Valor Econômico
22/06/2020

Por Renan Truffi

Desde o início da pandemia, Senado aprovou US$ 300,2 milhões em financiamento para governadores e prefeito

O cabo de guerra entre Executivo e Legislativo por conta do risco de calote em empréstimos externos não impediu que os parlamentares continuem autorizando Estados e municípios a contraírem mais dívidas internacionais. Desde o início da pandemia, em março, o Senado aprovou US$ 300,2 milhões, aproximadamente R$ 1,5 bilhão, em financiamento para governadores e prefeitos abastecerem programas que não têm, necessariamente, qualquer relação com o combate à covid-19.

Ao todo, foram quatro empréstimos internacionais autorizados apenas no período da pandemia, ou seja, em três meses. Ainda que a União esteja despejando vultosos recursos para gastos emergenciais, os congressistas também validaram a aquisição de outras dívidas. As operações beneficiaram os governos de Alagoas, Paraná e as cidades de São Bernardo do Campo (SP) e São Gonçalo do Amarante (RN).

O Estado de Alagoas ficou com US$ 136,2 milhões para obras de saneamento, urbanização e transportes. Paraná terá US$ 50 milhões em função de um projeto de modernização da gestão fiscal. A cidade de São Bernardo do Campo solicitou US$ 80 milhões para a recuperação e o ordenamento socioambiental de seus bairros. Por fim, o município de São Gonçalo do Amarante receberá US$ 34 milhões para um programa de ações estruturantes. Os quatro empréstimos foram contratados em três organizações: Corporação Andina de Fomento (CAF), Banco Interamericano de Desenvolvimento (BID) e Fundo Financeiro para o Desenvolvimento da Bacia do Prata (Fonplata).

O aval para esse tipo de contratação preocupa a equipe econômica porque todas essas operações externas têm a garantia da União. Isso significa que, caso algum dos governadores ou prefeitos deixe de pagar suas parcelas, o governo federal tem de honrar os débitos para evitar uma inadimplência do Brasil no mercado internacional.
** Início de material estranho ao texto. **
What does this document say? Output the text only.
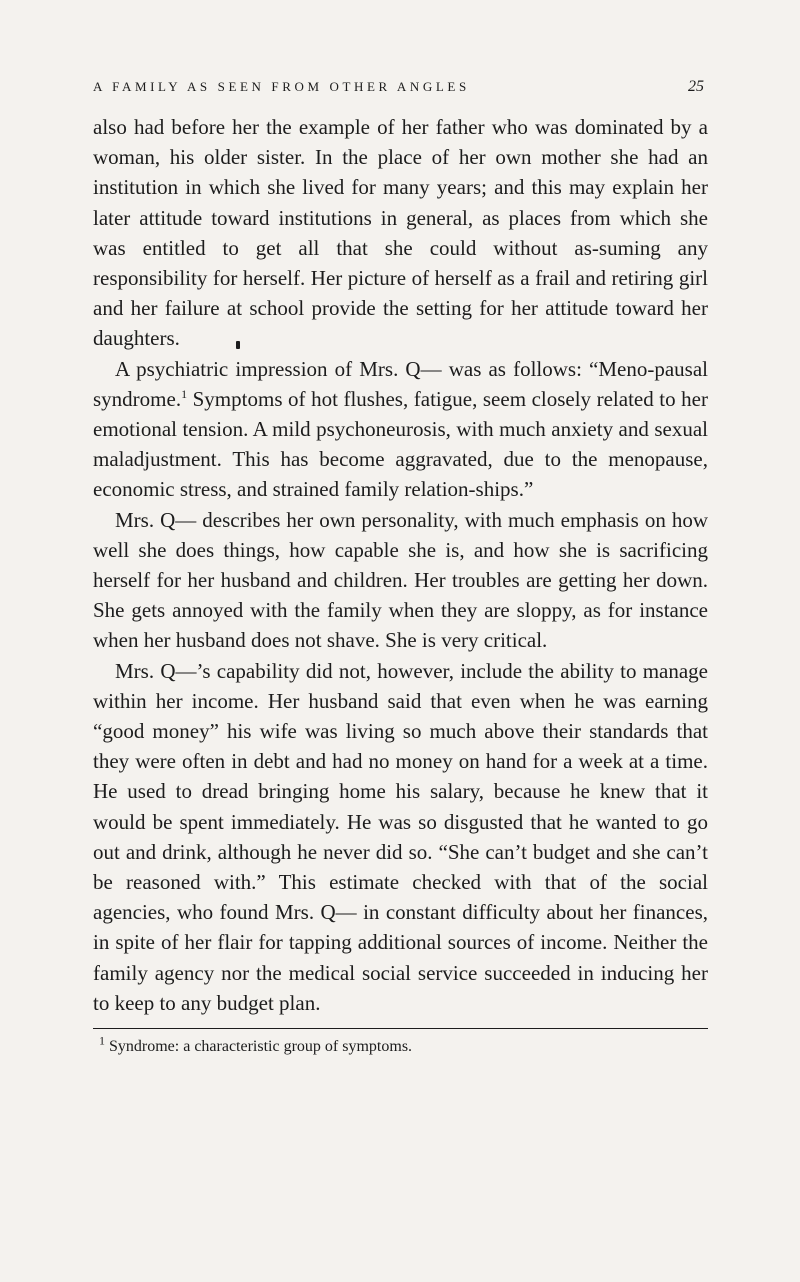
A FAMILY AS SEEN FROM OTHER ANGLES	25

also had before her the example of her father who was dominated by a woman, his older sister. In the place of her own mother she had an institution in which she lived for many years; and this may explain her later attitude toward institutions in general, as places from which she was entitled to get all that she could without as-suming any responsibility for herself. Her picture of herself as a frail and retiring girl and her failure at school provide the setting for her attitude toward her daughters.

A psychiatric impression of Mrs. Q— was as follows: “Meno-pausal syndrome.$^1$ Symptoms of hot flushes, fatigue, seem closely related to her emotional tension. A mild psychoneurosis, with much anxiety and sexual maladjustment. This has become aggravated, due to the menopause, economic stress, and strained family relation-ships.”

Mrs. Q— describes her own personality, with much emphasis on how well she does things, how capable she is, and how she is sacrificing herself for her husband and children. Her troubles are getting her down. She gets annoyed with the family when they are sloppy, as for instance when her husband does not shave. She is very critical.

Mrs. Q—’s capability did not, however, include the ability to manage within her income. Her husband said that even when he was earning “good money” his wife was living so much above their standards that they were often in debt and had no money on hand for a week at a time. He used to dread bringing home his salary, because he knew that it would be spent immediately. He was so disgusted that he wanted to go out and drink, although he never did so. “She can’t budget and she can’t be reasoned with.” This estimate checked with that of the social agencies, who found Mrs. Q— in constant difficulty about her finances, in spite of her flair for tapping additional sources of income. Neither the family agency nor the medical social service succeeded in inducing her to keep to any budget plan.

$^1$ Syndrome: a characteristic group of symptoms.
O assunto é foco de desgaste entre o governo e o Parlamento há algum tempo. Recentemente, o Congresso incluiu no projeto de socorro a Estados municípios um artigo que permitia a suspensão do pagamento desses empréstimos com instituições financeiras nacionais e internacionais. Nesse caso, o Tesouro Nacional teria de cobrir a inadimplência, pagando as parcelas em atraso e posteriormente cobrando a dívida dos governos locais.

O Ministério da Economia, no entanto, entendeu que o texto impede que o Tesouro Nacional faça os pagamentos. Isso levaria a uma situação de inadimplência com credores internacionais, o que desrespeitaria leis estrangeiras. Por conta disso, o presidente Jair Bolsonaro foi orientado a vetar o dispositivo. Mas o tema está longe de ser superado. Este veto deve ser avaliado nas próximas semanas e pode acabar sendo derrubado.

Mesmo com esse pano de fundo, o governo está evitando interferir nas votações que tratam de empréstimos internacionais. O receio é que o tema possa causar rusgas numa relação já desgastada entre Palácio do Planalto e o Legislativo. Em vez disso, os integrantes do governo têm trabalhado nos bastidores para “alertar” as bancadas estaduais sobre o assunto. O recado é que os prefeitos e governadores que não pagarem suas parcelas não terão direito a crédito novo.

“Se algum Estado suspende o pagamento de parcelas de empréstimo internacional, a União, como garantidora, tem que honrar essas parcelas”, explicou um interlocutor do governo.  “Quem quiser se beneficiar da suspensão de pagamentos não terá acesso a crédito novo”, complementou.

Para se ter uma ideia do impacto fiscal, o Tesouro Nacional desembolsou apenas em maio R$ 1,369 bilhão para honrar dívidas não pagas por dez Estados e dois municípios, de acordo com o Relatório de Garantias Honradas pela União. O valor honrado no mês passado foi 96,22% maior que o registrado no mesmo mês de 2019, de R$ 696,92 milhões. No acumulado de 2020, foram bancados R$ 4,247 bilhões em débitos, crescimento de 42,35% em relação ao ano passado.